If you'd like to learn more about Git and its amazing powers, check out Shaumik's new book Jump Start Git, published right here at SitePoint!

Jump Start Git cover

  • Understand Git’s core philosophy.
  • Get started with Git: install it, learn the basic commands, and set up your first project.
  • Work with Git as part of a collaborative team.
  • Use Git’s debugging tools for maximum debug efficiency.
  • Take control with Git’s advanced features: reflog, rebase, stash, and more.
  • Use Git with cloud-based Git repository host services like Github and Bitbucket.
  • See how Git’s used effectively on large open-source projects.
  • http://careersreport.com velvet.cain@aol.com

    I will show excellent internet job opportunity… three-five hrs of work /a day… Payment at the end of each week… Bonuses…Payment of 6-9 thousand dollars /a month… Merely several hrs of spare time, desktop or laptop, most basic knowing of web and dependable internet connection is what is needed…Get more information by visiting ~my page

  • http://careersreport.com Denise Landry

    I want to show great work opportunity… three to five hours of work daily… Weekly paycheck… Bonus *opportunities…Payscale of $6k to $9k /a month… Just few hours of your free time, any kind of computer, elementary understanding of web and stable connection is what is required…Get informed more about it by visiting my profile>page

  • http://careersreport.com Rachel Delacruz

    Follow success of many who are making! profit monthly by doing an online job… Learn more on my~profile

  • btistaa

    how to manage a large number of repos?

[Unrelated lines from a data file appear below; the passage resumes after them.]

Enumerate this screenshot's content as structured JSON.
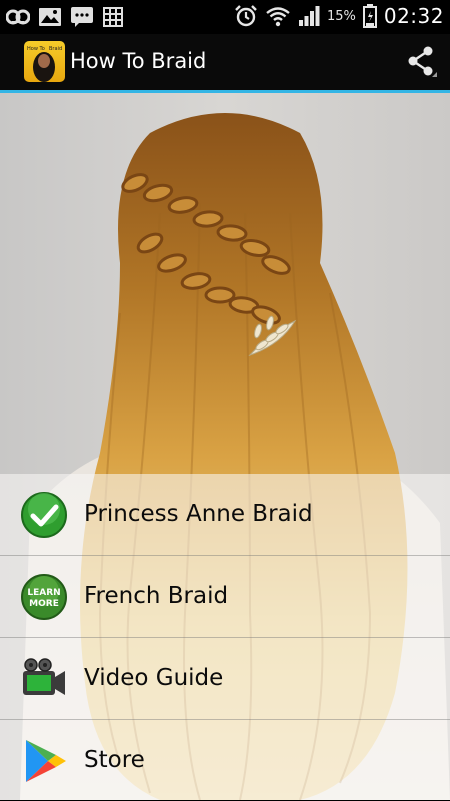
{
  "status_bar": {
    "battery": "15%",
    "time": "02:32"
  },
  "app_bar": {
    "title": "How To Braid",
    "icon_caption": "How To Braid"
  },
  "menu": [
    {
      "label": "Princess Anne Braid",
      "icon": "checkmark-icon"
    },
    {
      "label": "French Braid",
      "icon": "learn-more-icon"
    },
    {
      "label": "Video Guide",
      "icon": "video-camera-icon"
    },
    {
      "label": "Store",
      "icon": "play-store-icon"
    }
  ],
  "colors": {
    "accent": "#33b5e5",
    "app_bar": "#0a0a0a",
    "menu_text": "#0b0b0b",
    "status_bar": "#000000"
  }
}
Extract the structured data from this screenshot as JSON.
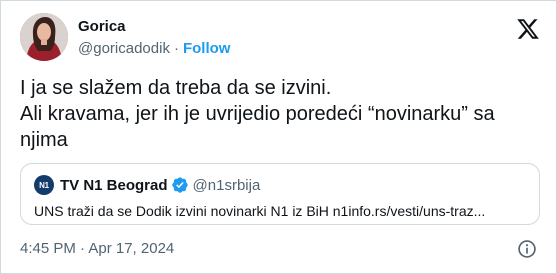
{
  "author": {
    "name": "Gorica",
    "handle": "@goricadodik",
    "separator": "·",
    "follow_label": "Follow"
  },
  "tweet": {
    "text": "I ja se slažem da treba da se izvini.\nAli kravama, jer ih je uvrijedio poredeći “novinarku” sa njima"
  },
  "quoted": {
    "avatar_text": "N1",
    "name": "TV N1 Beograd",
    "handle": "@n1srbija",
    "text": "UNS traži da se Dodik izvini novinarki N1 iz BiH n1info.rs/vesti/uns-traz..."
  },
  "footer": {
    "timestamp": "4:45 PM · Apr 17, 2024"
  },
  "icons": {
    "x_logo": "x-logo-icon",
    "verified": "verified-badge-icon",
    "info": "info-icon"
  },
  "colors": {
    "link": "#1d9bf0",
    "secondary_text": "#536471",
    "border": "#cfd9de",
    "verified_badge": "#1d9bf0"
  }
}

  • http://www.hexedit.com Andrew Phillips

    One way to better handle binary files is to store them as text instead if the tool that creates them supports it, Thence Git can delta the text.

    For example, Delphi resource files are binary by default but there is an option to store them as text. Another example is to save Word documents as .DOCX (xml) files rather than .DOC (binary).

Recommended

Learn Coding Online
Learn Web Development

Start learning web development and design for free with SitePoint Premium!

Instant Website Review

Use Woorank to analyze and optimize your website to improve your website to improve your ranking!

Run a review to see how your site can improve across 70+ metrics!

Get the latest in Front-end, once a week, for free.